Inszeniert wurde hier in der Summe eine Mischung aus „American Graffiti“ und (noch wesentlich stärker) Linklaters „Dazed and Confused“, nur eben angewendet auf ein Kleinstadtgymnasium, kurz vor Abschluß der Schule. Die übliche Mixtur von Typen, die man in beiden Vorbildern fast identisch vorfindet, läuft hier durch ein kleines Coming-of-Age-Leckerli: der moppelige Hänger, der seine Matheprüfung nur schafft, weil ein Musterschüler ihm hilft, woraufhin der mal eine richtige Sause erleben darf: der Jungheld, dem seine jüngere Freundin langsam über ist und die sich daraufhin mit einem Rabauken und Schulabgänger ein Abenteuer leistet; ein zerstrittenes Pärchen, ein fröhlicher Kiffhead, ein Schnittchen, der Quotentürke mit seinem Videotenkumpel, der das alles für die Nachwelt aufzeichnet.

Über den Plot und die Episödchen oder ihre Bedeutung zu diskutieren, ist obsolet – dieser Film ist für ein Zielpublikum mit extremem Wiedererkennungswert gestrickt worden.
Schema: „Wißt ihr noch, damals, da haben wir was ähnliches gemacht!“
Eine Clique, die bald auseinanderbricht, der letzte Abend am See, Freunde auf Zeit, Krisen, Küsse, Kiffen, allesamt melancholisch und doch leichtfüßig bis zum Gehtnichtmehr gebaut.
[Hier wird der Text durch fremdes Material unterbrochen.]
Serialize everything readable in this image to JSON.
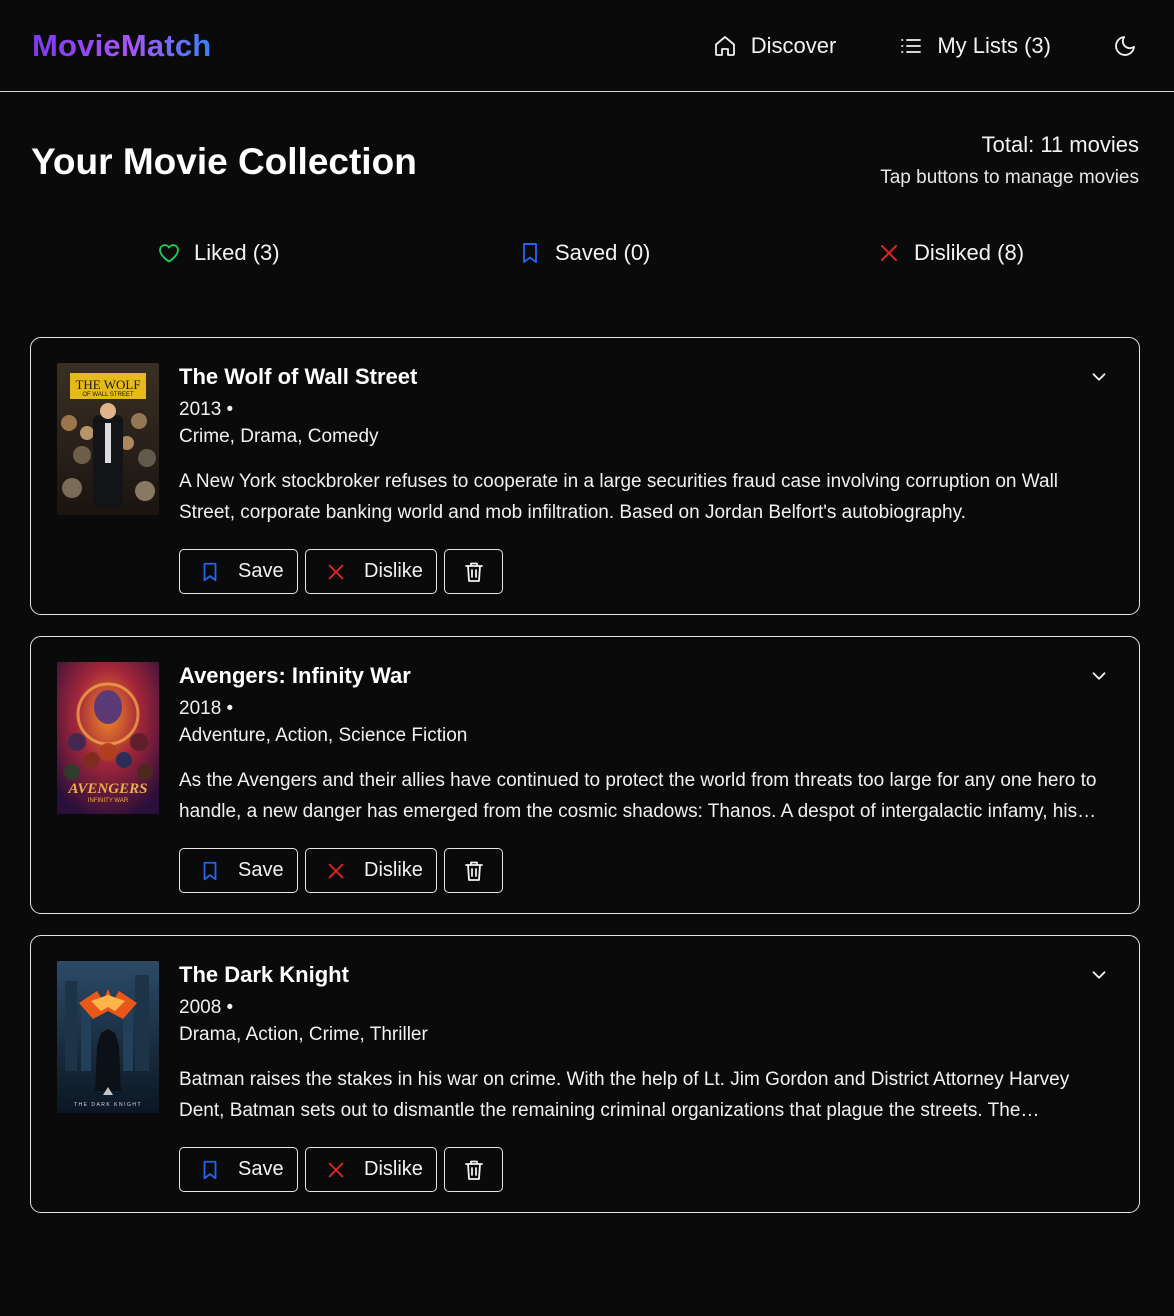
{
  "app": {
    "brand": "MovieMatch"
  },
  "nav": {
    "discover": "Discover",
    "my_lists": "My Lists (3)"
  },
  "page": {
    "title": "Your Movie Collection",
    "total": "Total: 11 movies",
    "hint": "Tap buttons to manage movies"
  },
  "filters": {
    "liked": "Liked (3)",
    "saved": "Saved (0)",
    "disliked": "Disliked (8)"
  },
  "colors": {
    "liked": "#22c55e",
    "saved": "#2563eb",
    "disliked": "#dc2626"
  },
  "movies": [
    {
      "title": "The Wolf of Wall Street",
      "year": "2013 •",
      "genres": "Crime, Drama, Comedy",
      "overview": "A New York stockbroker refuses to cooperate in a large securities fraud case involving corruption on Wall Street, corporate banking world and mob infiltration. Based on Jordan Belfort's autobiography.",
      "poster_text_1": "THE WOLF",
      "poster_text_2": "OF WALL STREET",
      "save_label": "Save",
      "dislike_label": "Dislike"
    },
    {
      "title": "Avengers: Infinity War",
      "year": "2018 •",
      "genres": "Adventure, Action, Science Fiction",
      "overview": "As the Avengers and their allies have continued to protect the world from threats too large for any one hero to handle, a new danger has emerged from the cosmic shadows: Thanos. A despot of intergalactic infamy, his goal is to collect all six Infinity Stones.",
      "poster_text_1": "AVENGERS",
      "poster_text_2": "INFINITY WAR",
      "save_label": "Save",
      "dislike_label": "Dislike"
    },
    {
      "title": "The Dark Knight",
      "year": "2008 •",
      "genres": "Drama, Action, Crime, Thriller",
      "overview": "Batman raises the stakes in his war on crime. With the help of Lt. Jim Gordon and District Attorney Harvey Dent, Batman sets out to dismantle the remaining criminal organizations that plague the streets. The partnership proves to be effective.",
      "poster_text_1": "THE DARK KNIGHT",
      "save_label": "Save",
      "dislike_label": "Dislike"
    }
  ]
}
Im Ensemble ist Shootingstar Daniel Brühl der Vorreiter, der seine Ausdrucksstärke hoffentlich so unprätentiös beläßt, während Axel Stein auch mal andere Qualitäten zeigt als nur Blödsinn.
Wer will, darf träumen, sich erinnern oder mitglucksen, es gibt reichlich von allem, wenn auch das Kiffen recht exzessiv betrieben wird, als hätten Schüler von heute nichts anderes mehr zu tun (haben sie?).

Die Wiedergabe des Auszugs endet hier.